Устоявшаяся парадоксальная реакция на отцовские поучения довершила дело, и я долго потом считала себя религиозной дочерью воинствующего безбожника. А потом оказалось, что его атеизм еще сомнительнее моей набожности. Я узнала от мамы, что однажды на вопрос, верит ли он в бессмертие души, отец твердо ответил:

– Я не верю, я знаю.

Были среди семейных преданий и вовсе головокружительные. Так, когда папина сестра умерла в Одессе от туберкулеза, а он был в Харькове, она пришла к нему в час своей кончины и за девять дней являлась еще несколько раз. Поэтому, когда пришло письмо о ее смерти, ему все уже было известно. Он запомнил платье, в котором приходила умершая, и после спросил, в чем ее похоронили. Описание совпадало.

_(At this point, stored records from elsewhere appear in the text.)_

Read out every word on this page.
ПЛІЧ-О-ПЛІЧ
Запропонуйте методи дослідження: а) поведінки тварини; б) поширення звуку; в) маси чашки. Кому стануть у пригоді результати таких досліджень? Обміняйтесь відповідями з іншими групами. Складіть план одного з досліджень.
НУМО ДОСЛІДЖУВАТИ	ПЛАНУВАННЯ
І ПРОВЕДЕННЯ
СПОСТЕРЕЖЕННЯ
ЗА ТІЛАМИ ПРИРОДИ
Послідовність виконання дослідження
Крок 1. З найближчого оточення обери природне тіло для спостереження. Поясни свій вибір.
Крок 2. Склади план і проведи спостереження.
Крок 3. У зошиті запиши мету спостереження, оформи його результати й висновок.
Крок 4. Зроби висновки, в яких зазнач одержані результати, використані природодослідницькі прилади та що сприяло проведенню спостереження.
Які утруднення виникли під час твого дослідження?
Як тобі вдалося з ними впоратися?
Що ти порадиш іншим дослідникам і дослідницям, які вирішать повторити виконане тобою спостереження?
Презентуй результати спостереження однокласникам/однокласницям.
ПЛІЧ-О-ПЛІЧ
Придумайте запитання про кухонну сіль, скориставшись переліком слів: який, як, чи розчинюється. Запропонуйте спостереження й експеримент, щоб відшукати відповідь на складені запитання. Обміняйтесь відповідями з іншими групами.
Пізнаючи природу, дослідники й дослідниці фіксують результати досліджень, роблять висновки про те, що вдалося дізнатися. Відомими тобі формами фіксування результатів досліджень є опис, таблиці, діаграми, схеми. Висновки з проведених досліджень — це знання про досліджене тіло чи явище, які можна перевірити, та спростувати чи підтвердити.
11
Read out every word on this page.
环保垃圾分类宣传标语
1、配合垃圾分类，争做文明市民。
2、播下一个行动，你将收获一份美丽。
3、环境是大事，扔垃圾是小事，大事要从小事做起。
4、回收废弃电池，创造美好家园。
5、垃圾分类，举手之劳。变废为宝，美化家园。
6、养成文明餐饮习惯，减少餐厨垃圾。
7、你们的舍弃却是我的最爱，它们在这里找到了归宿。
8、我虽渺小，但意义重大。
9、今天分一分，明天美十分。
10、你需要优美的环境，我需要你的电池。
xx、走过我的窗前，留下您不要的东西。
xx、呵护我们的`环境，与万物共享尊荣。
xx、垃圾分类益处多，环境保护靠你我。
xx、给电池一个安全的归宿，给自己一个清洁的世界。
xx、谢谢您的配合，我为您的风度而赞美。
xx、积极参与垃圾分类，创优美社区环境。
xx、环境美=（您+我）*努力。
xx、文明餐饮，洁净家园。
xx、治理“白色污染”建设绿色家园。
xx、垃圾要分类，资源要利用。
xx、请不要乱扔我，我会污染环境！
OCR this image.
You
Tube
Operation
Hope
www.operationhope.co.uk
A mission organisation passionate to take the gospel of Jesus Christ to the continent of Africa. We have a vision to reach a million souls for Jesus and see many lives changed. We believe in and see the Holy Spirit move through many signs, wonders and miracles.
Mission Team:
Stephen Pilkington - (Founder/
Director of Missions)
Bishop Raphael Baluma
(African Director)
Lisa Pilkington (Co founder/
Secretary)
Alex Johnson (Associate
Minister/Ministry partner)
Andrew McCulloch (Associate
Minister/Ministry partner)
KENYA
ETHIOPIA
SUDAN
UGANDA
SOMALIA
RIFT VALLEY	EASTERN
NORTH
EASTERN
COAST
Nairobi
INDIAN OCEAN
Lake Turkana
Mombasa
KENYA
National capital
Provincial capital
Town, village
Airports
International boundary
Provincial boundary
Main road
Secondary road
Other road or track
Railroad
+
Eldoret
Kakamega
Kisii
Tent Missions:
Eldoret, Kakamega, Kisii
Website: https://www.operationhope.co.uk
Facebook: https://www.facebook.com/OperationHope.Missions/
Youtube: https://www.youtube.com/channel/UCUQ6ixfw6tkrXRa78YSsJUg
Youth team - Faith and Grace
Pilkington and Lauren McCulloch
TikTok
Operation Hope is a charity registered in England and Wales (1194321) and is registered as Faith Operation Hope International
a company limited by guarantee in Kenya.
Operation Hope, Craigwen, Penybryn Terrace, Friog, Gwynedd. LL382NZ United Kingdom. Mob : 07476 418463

Может, он это выдумал? И это, и вторую жизнь, которую он якобы с ранних лет переживал во сне, в городе, где он знал каждую улицу, среди людей, о которых никогда ничего не рассказывал? И голос, однажды в трамвае шепнувший ему на ухо: "Отойди от окна!", а через мгновение грянул выстрел и то окно вылетело? Я бы не очень удивилась, если бы все это оказалось его фантазиями. Но, надо признаться, допускаю и другое. И если он, в самом деле бессмертный, оттуда, где он теперь, посмеется над моим легковерием, я охотно доставлю ему это удовольствие. Мы ведь в конце концов помирились. За окном чернела мартовская ночь восемьдесят пятого года. Местные доктора ушли, приговорив его, а машина из Москвы должна была приехать только утром, то есть могла не приезжать вообще. Говорить он уже не мог – задыхался. И я молчала. Мы сидели рядом, крепко взявшись за руки. Это были минуты невероятного просветления: на мгновение мне – и знаю, ему тоже – вопреки очевидности даже показалось, что все спасено.

…Каштана, а с ним и бедную, ни в чем не повинную Пальму сгубил порыв папиной жалости к своему молодому, полному сил любимцу, принужденному весь век просидеть на цепи или в лучшем случае за оградой тесного дворика. В одну летнюю ночь, часу уже во втором, когда, по его расчетам, никто посторонний не забредет в «наше» поле, а если такое и случится, при яркой луне можно будет заметить потенциальную жертву издали и взять злодея на поводок, отец вышел с мамой и Каштаном прогуляться. В четыре глаза высматривая, не покажется ли запоздалый прохожий, они упустили из виду маленькую белую собачку. Зато Каштан ее не проглядел. В три прыжка настиг, мгновенно перегрыз горло и стал лакать кровь. Отец подбежал, убедился, что собачка мертва, надел на Каштана ошейник и силой уволок недокушавшего вампира за собой.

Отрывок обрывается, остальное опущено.